In 2006 Isomorph undertook the development of a system of mirrors - the so-called Linear mirror - for the concentration of solar energy. This system is a very simple and therefore inexpensive structure, which allows to create a full-scale prototype without the need of outside partners. In 'October 2008, the Linear mirror received its first award from the Italian Physical Society, which honors Alessandro Prest, an employee of the Isomorph, for the presentation of the project.

The mirror came into operation for the first time in autumn 2008, fulfilling all the expectations. In July 2010 the first Linear mirror was installed by the town of Pontebba to provide thermal energy to the local kindergarten. In the same year the town of Pontebba successfully participated to the National contest for the election of the most virtuous municipalities. In April 2011 Hans Grassmann has received the "Nuclear-Free Future Award, with the motivation that the Linear mirror can be able to contribute to the replacement of nuclear power.

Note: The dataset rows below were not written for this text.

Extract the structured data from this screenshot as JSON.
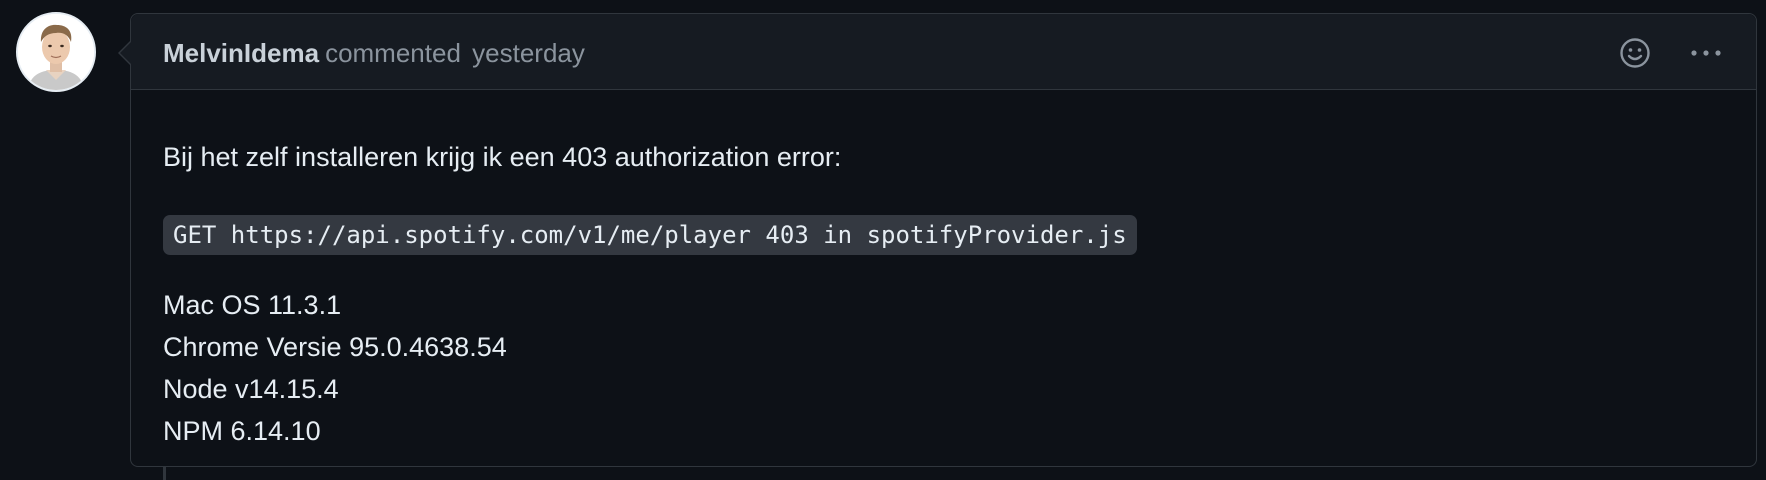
{
  "comment": {
    "author": "MelvinIdema",
    "action": "commented",
    "time": "yesterday",
    "body": {
      "intro": "Bij het zelf installeren krijg ik een 403 authorization error:",
      "code": "GET https://api.spotify.com/v1/me/player 403 in spotifyProvider.js",
      "specs": [
        "Mac OS 11.3.1",
        "Chrome Versie 95.0.4638.54",
        "Node v14.15.4",
        "NPM 6.14.10"
      ]
    },
    "icons": {
      "emoji": "smiley-icon",
      "more": "kebab-horizontal-icon",
      "avatar": "user-avatar"
    }
  },
  "colors": {
    "background": "#0d1117",
    "header_bg": "#161b22",
    "border": "#30363d",
    "text_primary": "#e6edf3",
    "text_muted": "#8b949e",
    "code_bg": "#343941"
  }
}
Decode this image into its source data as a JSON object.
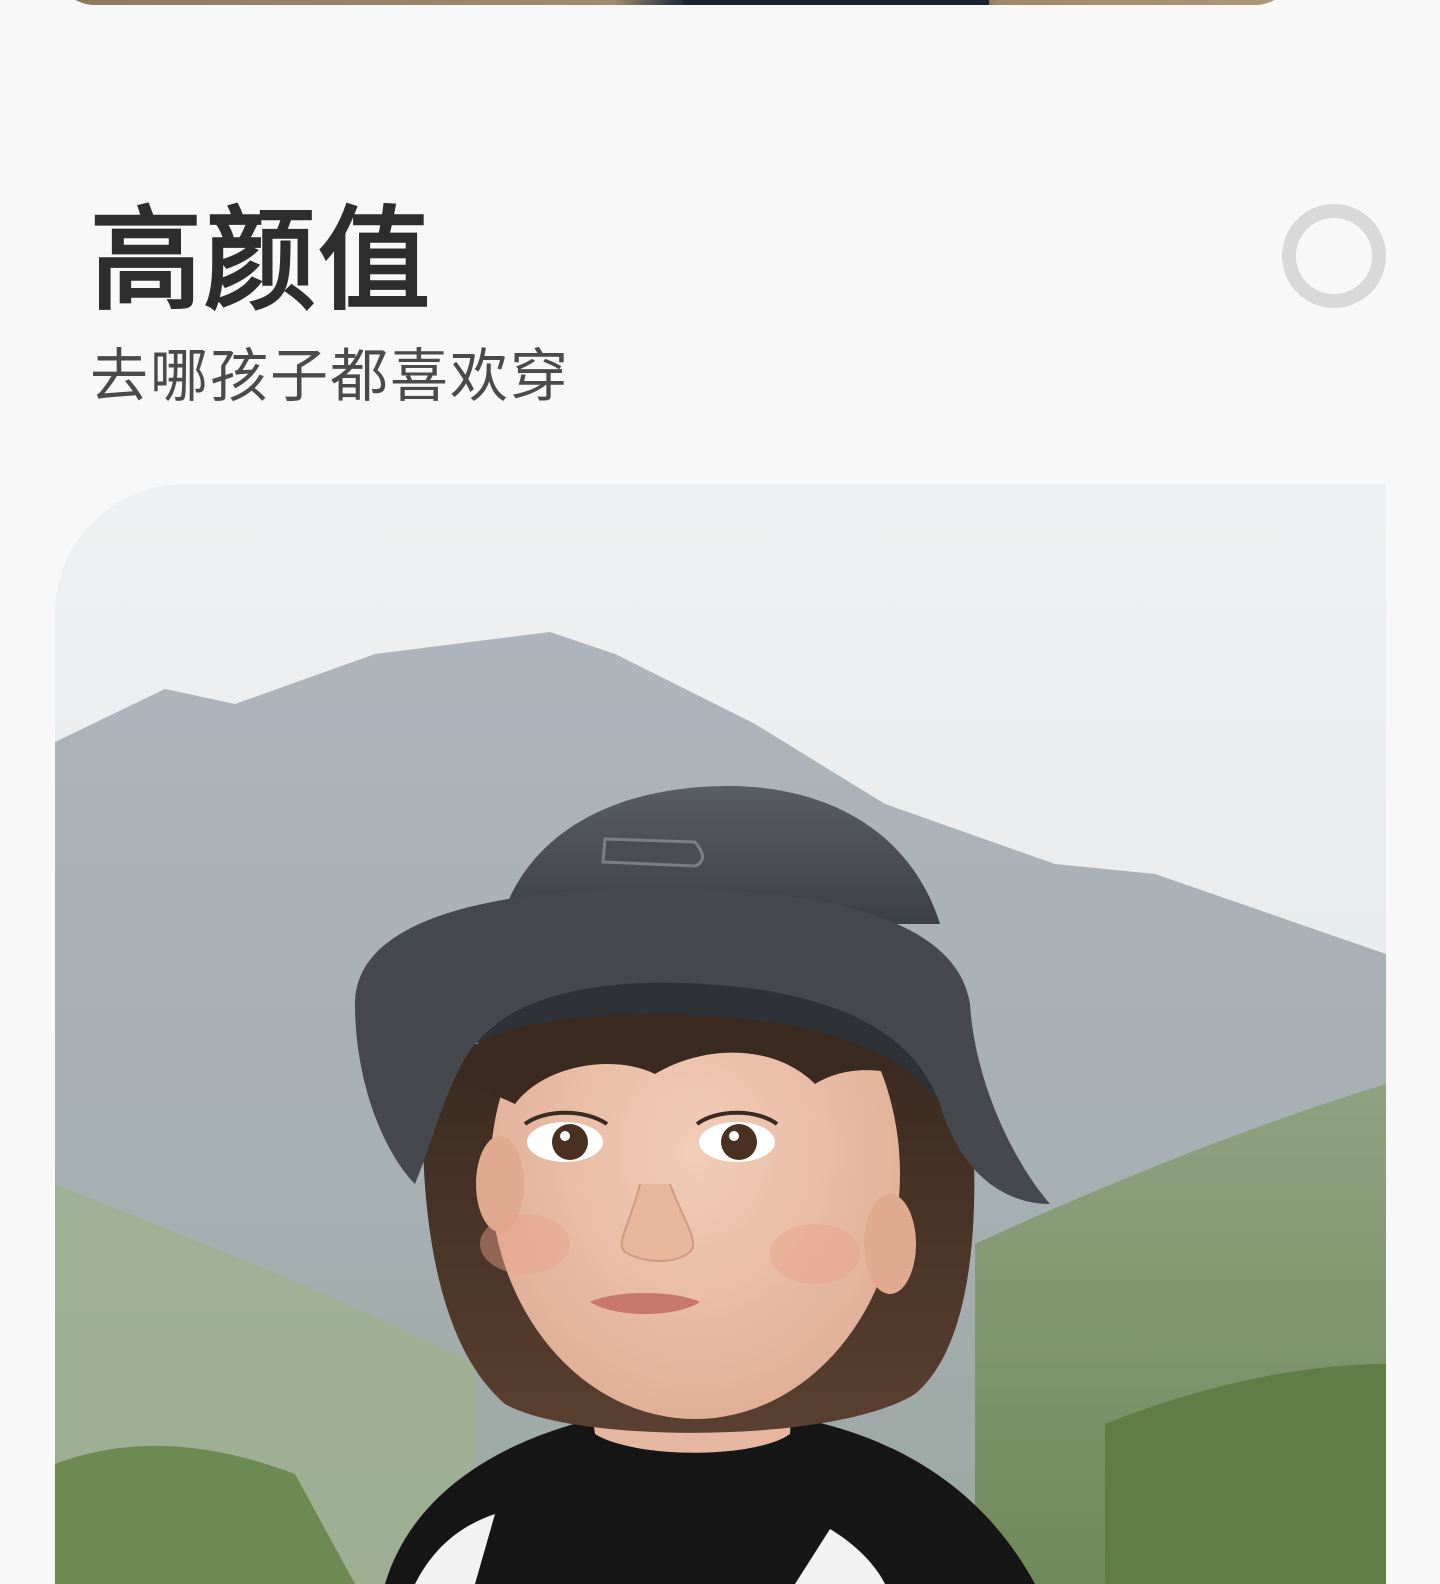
{
  "section": {
    "title": "高颜值",
    "subtitle": "去哪孩子都喜欢穿"
  },
  "icons": {
    "decoration": "ring-icon"
  },
  "photos": {
    "previous": "outdoor-product-photo",
    "main": "child-in-bucket-hat-mountain-photo"
  },
  "colors": {
    "background": "#f8f8f8",
    "title": "#2d2d2d",
    "subtitle": "#4a4a4a",
    "ring": "#d9d9d9"
  }
}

In May 2012 the Linear mirror received the Solar keymark certificate by CERTCO DIN (DIN EN 12795-1:2006-06 and DIN EN 12795-2:2006-06). Tests for the Solar Keymark were carried out by the Fraunhofer Institute ISE Freiburg.

===Entrepreneurship===
In 2004, Grassmann founded Isomorph, which creates scientific concepts, procedures and devices based on physics research. Isomorph's research is independent of the scientific-administrative complex.

Isomorph developed an innovative concentrating mirror system to make economic use of solar energy. It is a simple system and cheap to produce.

===Books===
Grassmann has explained physics to the general public in books and newspaper articles, noting that "everybody can understand physics. What cannot be understood is not physics." His books about the relationship between science and society are available in several translations.

- Grassmann, H.: Das Top Quark, Picasso und Mercedes Benz – oder Was ist Physik?, Rowohlt Berlin, 1997, ISBN 3-87134-328-5.
- Grassmann, H.: Alles Quark? Ein Physikbuch, Rowohlt Berlin, Berlin, 2000, ISBN 3-87134-362-5.
- Grassmann, H.: Das Denken und seine Zukunft – von der Eigenart des Menschen, Hoffman und Campe, Hamburg, 2001, ISBN 3-455-09333-7.
- Grassmann, H.: Ahnung von der Materie – Physik für alle., Dumont, 2008, ISBN 978-3-8321-8082-9.